Milieu naturel et historique
Sauf dans le sud, proche de Quimperlé, près du bourg et le long de la route départementale N° 790, le territoire communal a largement conservé son caractère rural et boisé. Les rivières sont, par endroits, à l´origine de reliefs accentués et de sites remarquables. A l´ouest, les hameaux de Kerbleuc, Kervéadou et Kerlescouarn dominent ainsi la vallée boisée de l´Isole ; à l´est, les terres agricoles autour de Kermec, Le Ruerno et Keriquel descendent jusqu´aux méandres de l´Ellé. L´analyse des plans cadastraux levés entre 1823 et 1829 permet de retracer l´évolution de l´espace rural ; le réseau des chemins mais aussi les structures des hameaux restent globalement stables, mis à part le percement de la route liant Quimperlé et la Bretagne centrale intervenu dans la première moitié du 19e siècle. L´habitat, à l´origine clairsemé le long de cette route, était celui d´une population de tâcherons, petits artisans ou ouvriers agricoles. Des petits lots de terrains jouxtant la route pouvaient être affectés à cet habitat non agricole. En 1824, la toponymie reflétait des caractéristiques géographiques ou végétales (Loge des châtaigniers) ou faisait allusion au nom d´un habitant (Loge Allan), le terme « loge » étant, dans ce contexte, synonyme d´habitation, de logement.
En 1843, d´après Ogée, un tiers du territoire communal est constitué de terres labourables, un autre tiers de landes qui, cultivées, faisaient alors intégralement partie de l´exploitation agricole. L´existence de nombreux vergers et jardins laisse supposer une production cidrière non négligeable.
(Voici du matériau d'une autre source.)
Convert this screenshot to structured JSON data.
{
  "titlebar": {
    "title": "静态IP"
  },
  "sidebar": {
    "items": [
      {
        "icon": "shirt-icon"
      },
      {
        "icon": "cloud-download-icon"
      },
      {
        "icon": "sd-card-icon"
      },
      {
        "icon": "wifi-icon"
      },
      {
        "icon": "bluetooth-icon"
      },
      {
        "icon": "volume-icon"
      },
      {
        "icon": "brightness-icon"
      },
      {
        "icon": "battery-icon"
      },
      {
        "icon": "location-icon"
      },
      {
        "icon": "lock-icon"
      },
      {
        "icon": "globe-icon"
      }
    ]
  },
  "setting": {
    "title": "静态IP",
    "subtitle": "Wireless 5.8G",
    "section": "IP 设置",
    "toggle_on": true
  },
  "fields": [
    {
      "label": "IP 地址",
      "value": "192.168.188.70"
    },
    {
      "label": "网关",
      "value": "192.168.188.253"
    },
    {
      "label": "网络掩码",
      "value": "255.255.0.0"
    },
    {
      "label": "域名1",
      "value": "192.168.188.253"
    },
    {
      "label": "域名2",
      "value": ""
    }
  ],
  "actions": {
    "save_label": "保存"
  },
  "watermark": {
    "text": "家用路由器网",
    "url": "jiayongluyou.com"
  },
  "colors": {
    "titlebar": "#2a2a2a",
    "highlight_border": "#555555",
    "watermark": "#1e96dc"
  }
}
Parmi 37 maisons et fermes recensés par l´Inventaire, trois ont fait objet d´un dossier individuel (Keriquel, Lamarre, La Garenne). Les dates portées relevées vont du milieu du 17e siècle aux années 1930, couvrant ainsi trois siècles, avec un taux très faible pour les 17e et 18e siècles ; les dates relevées à Coltas (1655 ?) et Quélennec (1654) correspondent, en effet, à des remplois. Une seule date du 18e siècle (1719), également un remploi (en tuffeau, matériau exogène), subsiste à Kerlescouarn Bras. Construit en 1788, le petit logis près de la chapelle de Loc-Ivy correspond vraisemblablement à une ancienne maison de chapelain. Une pierre sculptée figurant un calice à Kerlescouarn Bras plaiderait également en faveur d´un ancien logement de prêtre. A partir de 1860, la progression est sensible, avant d´atteindre l´apogée entre 1870 et 1914, époque qui correspond à la modernisation de l´agriculture dans un secteur particulièrement actif qui profite aussi d´un enseignement agricole dispensé à Quimperlé. L´exploitation forestière peut, dans la seconde moitié du 19e siècle, comme à La Garenne, conduire à l´agrandissement d´une ferme existante. Durant cette période, les conceptions architecturales tendent à se standardiser. Plus tard, certains logis ruraux, bâtis entre 1900 et 1930 (Le Stang, Kerfourcher, Kerstangouenou), ne se distinguent plus des modèles urbains largement répandus.
Composition d´ensemble
Davantage que dans les autres communes du canton de Quimperlé, le regroupement de plusieurs unités d´exploitation au sein d´un hameau caractérise l´habitat le plus ancien. En témoignent, entre autres, Lamarre, Quélennec, Coltas, Kermec ou encore Kerlescouarn. A Loc-Ivy, c'est le lieu de culte, avec chapelle et fontaine, qui fédère un certain développement spatial qui dépasse, comme dans les exemples précédents, celui du bourg. Rares, les constructions implantées dans un site vierge correspondent à l´intensification agricole de la fin du 19e siècle, à l'instar de la ferme construite en 1892 au sud-ouest de Kerlavarec. Phénomène récurrent, le hameau existant est souvent étoffé par la construction de nouveaux bâtiments à sa périphérie, entraînant soit la destruction, soit le déclassement des bâtiments anciens (Le Rest, Quélennec, Keriquel, Kerlavarec). A l´intérieur des grands hameaux (Coltas, Kermec, Kerlescouarn), chaque exploitation disposait d´un accès individuel, tout en partageant, avec les autres des espaces communs, notamment les chemins d´accès ou les voies desservant les champs.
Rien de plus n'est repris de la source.